Quite a while ago, a woman called to my house seeking donations for a dog shelter. She told me some stories about how badly companion animals are treated, and then she said sadly of the ‘carers’ who exploit, abuse or abandon them, ‘they claim to love them, but they treat them like they’re just things.’

I’d never been particularly confident about face-to-face advocacy, and had never attempted to start such a conversation with a stranger before, but I felt a compulsion to lead this discussion to veganism. I knew that if our meeting ended without me trying to make her see the connection between the dogs by whose stories she felt so moved and the animals that we use for food, clothing, entertainment, etc., I’d be weighed down by guilt and regret. So, I took a deep breath and pushed through the fear.

Since then, I’ve had the opportunity to talk to quite a few strangers about veganism face-to-face (not all of these conversations have been as immediately or patently successful, but that’s for another post), I look back on this one as the easiest. The reason for that is simple: I was pushing at an open door. It was this woman’s concern for nonhumans (albeit of one species) that led her to my house, and the only ‘work’ I had to do was to help her extend that sense of duty to all other nonhumans.

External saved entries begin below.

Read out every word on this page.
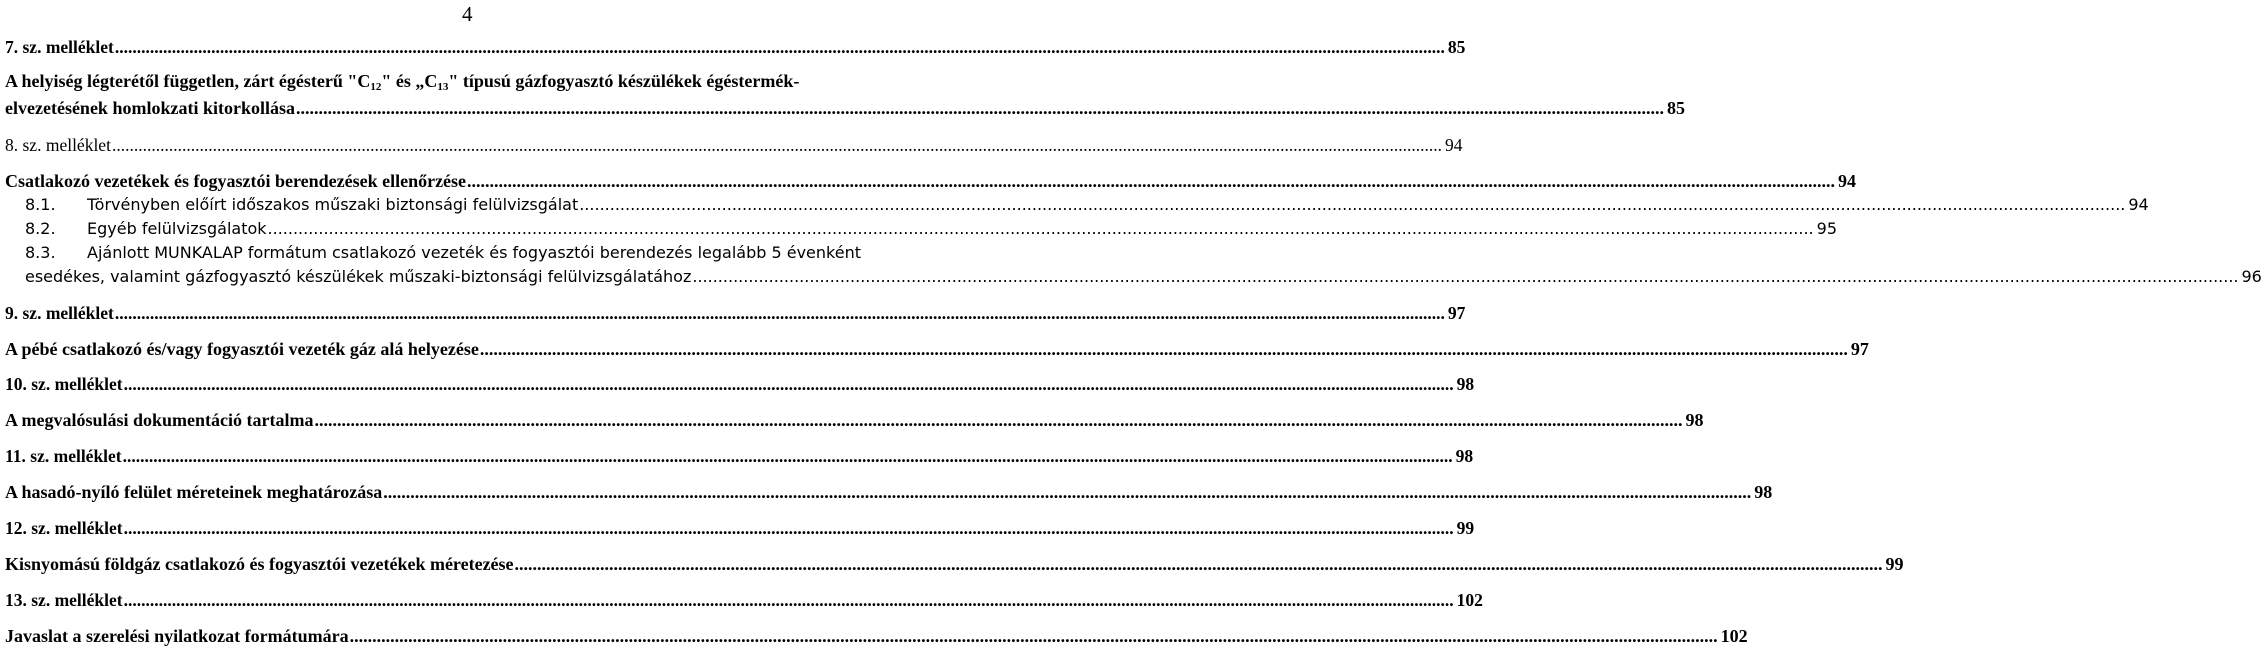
4
7. sz. melléklet .....	85
A helyiség légterétől független, zárt égésterű "$C_{12}$" és $„C_{13}$" típusú gázfogyasztó készülékek égéstermék-
elvezetésének homlokzati kitorkollása .....	85
8. sz. melléklet .....	94
Csatlakozó vezetékek és fogyasztói berendezések ellenőrzése .....	94
8.1. Törvényben előírt időszakos műszaki biztonsági felülvizsgálat .....	94
8.2. Egyéb felülvizsgálatok .....	95
8.3. Ajánlott MUNKALAP formátum csatlakozó vezeték és fogyasztói berendezés legalább 5 évenként
esedékes, valamint gázfogyasztó készülékek műszaki-biztonsági felülvizsgálatához .....	96
9. sz. melléklet .....	97
A pébé csatlakozó és/vagy fogyasztói vezeték gáz alá helyezése .....	97
10. sz. melléklet .....	98
A megvalósulási dokumentáció tartalma .....	98
11. sz. melléklet .....	98
A hasadó-nyíló felület méreteinek meghatározása .....	98
12. sz. melléklet .....	99
Kisnyomású földgáz csatlakozó és fogyasztói vezetékek méretezése .....	99
13. sz. melléklet .....	102
Javaslat a szerelési nyilatkozat formátumára .....	102
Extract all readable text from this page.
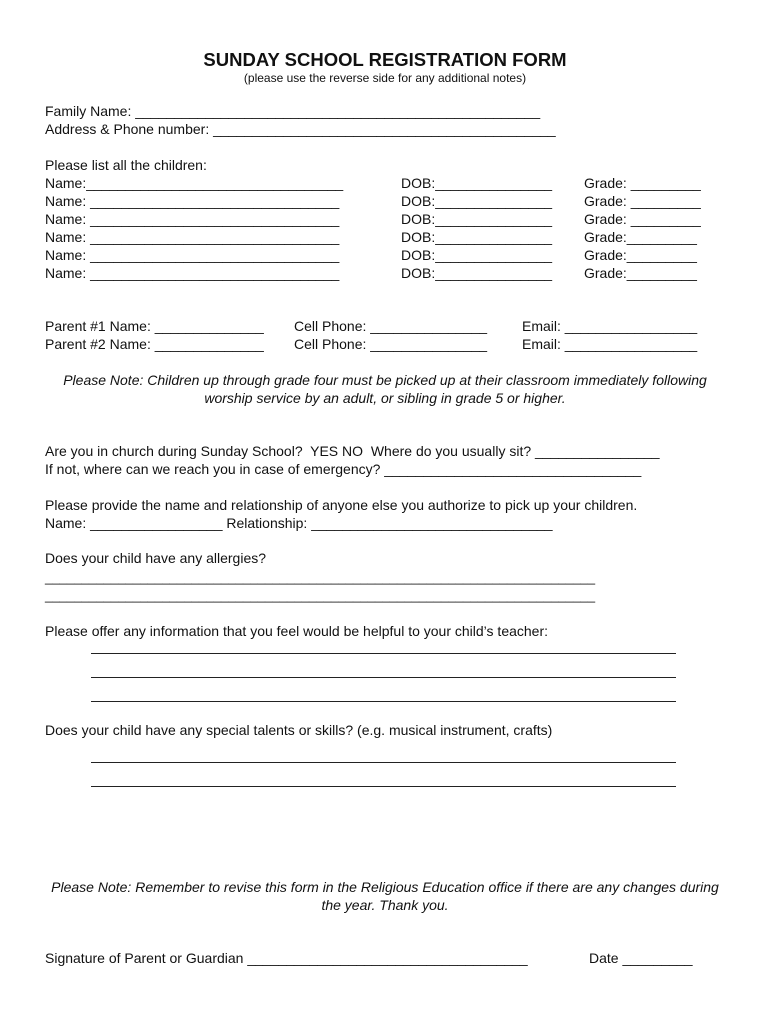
SUNDAY SCHOOL REGISTRATION FORM
(please use the reverse side for any additional notes)
Family Name: ____________________________________________________
Address & Phone number: ____________________________________________
Please list all the children:
Name:_________________________________	DOB:_______________ Grade: _________
Name: ________________________________	DOB:_______________ Grade: _________
Name: ________________________________	DOB:_______________ Grade: _________
Name: ________________________________	DOB:_______________ Grade:_________
Name: ________________________________	DOB:_______________ Grade:_________
Name: ________________________________	DOB:_______________ Grade:_________
Parent #1 Name: ______________ Cell Phone: _______________ Email: _________________
Parent #2 Name: ______________ Cell Phone: _______________ Email: _________________
Please Note: Children up through grade four must be picked up at their classroom immediately following worship service by an adult, or sibling in grade 5 or higher.
Are you in church during Sunday School?  YES NO  Where do you usually sit? ________________
If not, where can we reach you in case of emergency? _________________________________
Please provide the name and relationship of anyone else you authorize to pick up your children.
Name: _________________ Relationship: _______________________________
Does your child have any allergies?
___________________________________________________________________________
___________________________________________________________________________
Please offer any information that you feel would be helpful to your child’s teacher:
Does your child have any special talents or skills? (e.g. musical instrument, crafts)
Please Note: Remember to revise this form in the Religious Education office if there are any changes during the year. Thank you.
Signature of Parent or Guardian ____________________________________	Date _________
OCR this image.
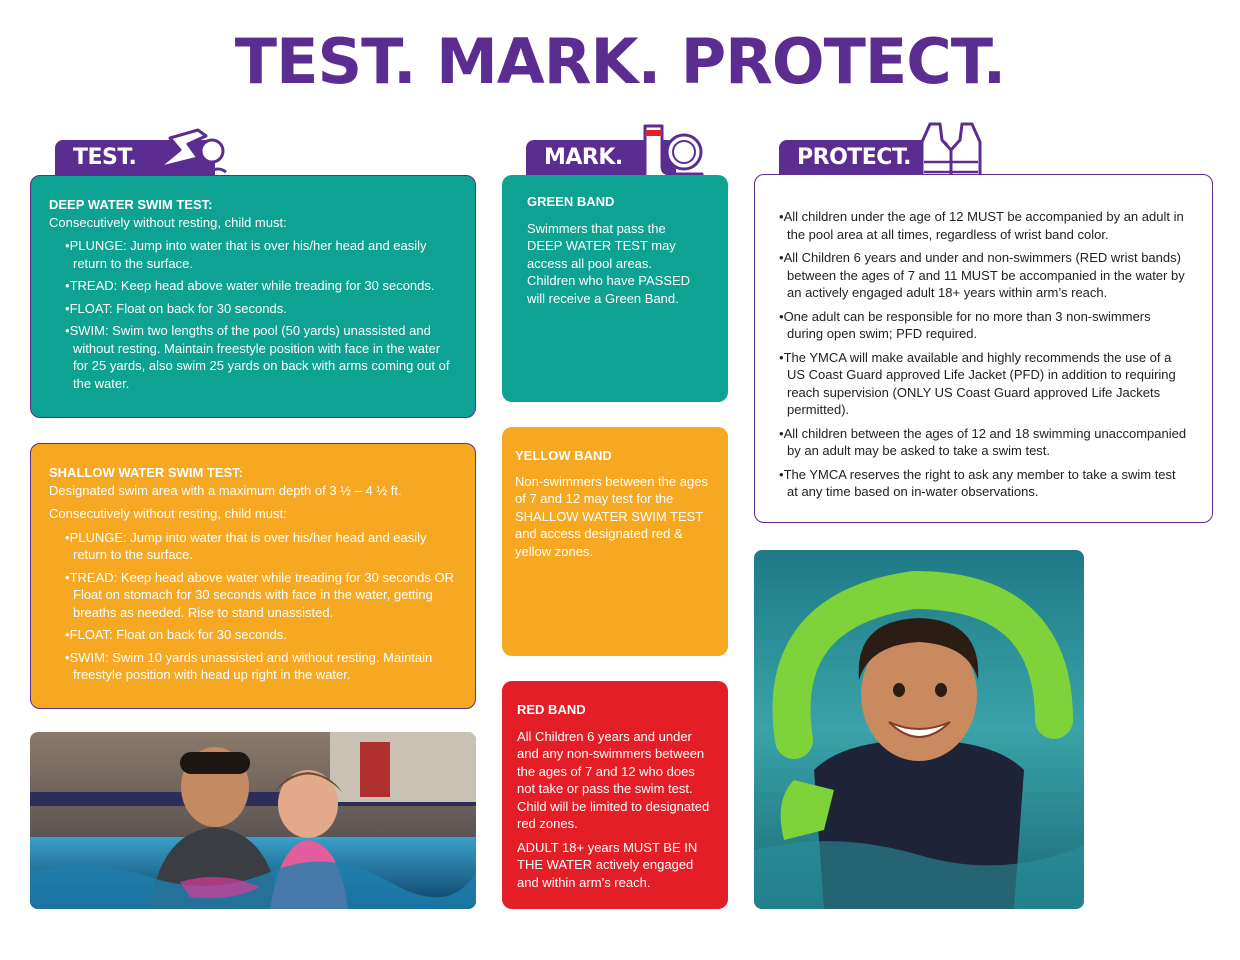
TEST. MARK. PROTECT.
TEST.
DEEP WATER SWIM TEST:

Consecutively without resting, child must:

• PLUNGE: Jump into water that is over his/her head and easily return to the surface.
• TREAD: Keep head above water while treading for 30 seconds.
• FLOAT: Float on back for 30 seconds.
• SWIM: Swim two lengths of the pool (50 yards) unassisted and without resting. Maintain freestyle position with face in the water for 25 yards, also swim 25 yards on back with arms coming out of the water.
SHALLOW WATER SWIM TEST:

Designated swim area with a maximum depth of 3 ½ – 4 ½ ft.

Consecutively without resting, child must:

• PLUNGE: Jump into water that is over his/her head and easily return to the surface.
• TREAD: Keep head above water while treading for 30 seconds OR Float on stomach for 30 seconds with face in the water, getting breaths as needed. Rise to stand unassisted.
• FLOAT: Float on back for 30 seconds.
• SWIM: Swim 10 yards unassisted and without resting. Maintain freestyle position with head up right in the water.
MARK.
GREEN BAND

Swimmers that pass the DEEP WATER TEST may access all pool areas. Children who have PASSED will receive a Green Band.

YELLOW BAND

Non-swimmers between the ages of 7 and 12 may test for the SHALLOW WATER SWIM TEST and access designated red & yellow zones.

RED BAND

All Children 6 years and under and any non-swimmers between the ages of 7 and 12 who does not take or pass the swim test. Child will be limited to designated red zones.

ADULT 18+ years MUST BE IN THE WATER actively engaged and within arm’s reach.

PROTECT.
• All children under the age of 12 MUST be accompanied by an adult in the pool area at all times, regardless of wrist band color.
• All Children 6 years and under and non-swimmers (RED wrist bands) between the ages of 7 and 11 MUST be accompanied in the water by an actively engaged adult 18+ years within arm’s reach.
• One adult can be responsible for no more than 3 non-swimmers during open swim; PFD required.
• The YMCA will make available and highly recommends the use of a US Coast Guard approved Life Jacket (PFD) in addition to requiring reach supervision (ONLY US Coast Guard approved Life Jackets permitted).
• All children between the ages of 12 and 18 swimming unaccompanied by an adult may be asked to take a swim test.
• The YMCA reserves the right to ask any member to take a swim test at any time based on in-water observations.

In fact, many of my experiences of advocacy with strangers have followed a similar pattern: conversations about beloved companion animals or animals who have been mistreated lead on to discussions about all sentient nonhumans. But what makes this kind of advocacy a lot easier than it initially appears is that most people enjoy talking about particular species of nonhumans, and once that conversation has begun, it can flow very naturally towards a discussion of their rights.

Gary Francione analyses what makes this kind of advocacy effective here:

As long as there is moral concern and the moral impulse to want to do the right thing by animals, we can use rationality to demonstrate why this moral concern should extend to all animals and why abolition and veganism are the logically appropriate responses to the felt recognition,whatever its source, that animals are members of the moral community.

But in the absence of wanting to do the right thing, it will make no sense to discuss what logic identifies as the right thing to do.

So, raising moral concern is essential to effective advocacy, but it is not the only prerequisite. Only a rational demonstration of how veganism is the logical response to that experience of moral concern will lead to the conclusion for which you hope (if you don’t already own a copy of Francione’s and Charlton’s Eat Like You Care, add it to your library immediately; it’s a useful primer on the kind of content that our advocacy should involve, and it provides unassailable responses to all of the objections that you might encounter).

One important thing to remember, though, is that you will not be able to lead everyone you meet to veganism, and it would be discouraging for you if you were to expect all of your advocacy efforts to do so. But no exchange that explains, unequivocally, the rights of nonhumans not to be treated as resources can ever be a wasted one. At the very least, you will expose someone to an idea or a perspective that they hadn’t considered before, and we can never tell what kinds of cognitive processes these ideas can put in motion.

With people you meet regularly, your approach can (and perhaps should) be a very different one. Chances are that they will already know that you’re vegan, and conversations around that topic might happen in a fitful and fragmented way, and from other starting points. Again, don’t expect immediate results (in the near future we’ll examine some pedagogic research to see how conceptual change takes place and how we can best effect it), but know that every conversation you have, if you are informed and unambiguous, will either correct people’s misconceptions about veganism, make them rethink our relationship with nonhumans, or help them to understand the foundation of your ethical standpoint.

It may take some time for people to be persuaded. Don’t get angry or frustrated, and remind yourself that you’re not responsible for the moral decisions of your loved ones. Advocate calmly, and without impatience, frustration or anger, and don’t be afraid to step back from discussions to allow the other person time to process what you’ve explored together. Treat every question as though it’s a genuine request for further information, but don’t allow the conversation to be derailed away from the fact that we don’t need to use animals in order to live healthy and happy lives, and are therefore unjustified in treating them as resources. We’ll have a guest post soon on ways in which conversations can get derailed and how to deal with this.

There are opportunities for advocacy everywhere, and they don’t have to be forced. If you’ve been liberally using the word ‘vegan’ (as I recommended last week) you’ll have noticed that some people respond with curiosity. Use those opportunities to elicit the moral concern they already have for some nonhumans, and attempt to show them that this concern leads them to veganism. Remember that the more of these kinds of conversations you have, the easier they will become. Reflect on what you’ve done well and what you’d like to do differently. Read as many abolitionist essays and books as you can lay your hands on. Talk to others about what works for them, ask for tips, and never stop learning. Most importantly, walk away from every abolitionist advocacy attempt (whatever the result) feeling positive, because as long as we’re opening up the conversation we’re making a difference.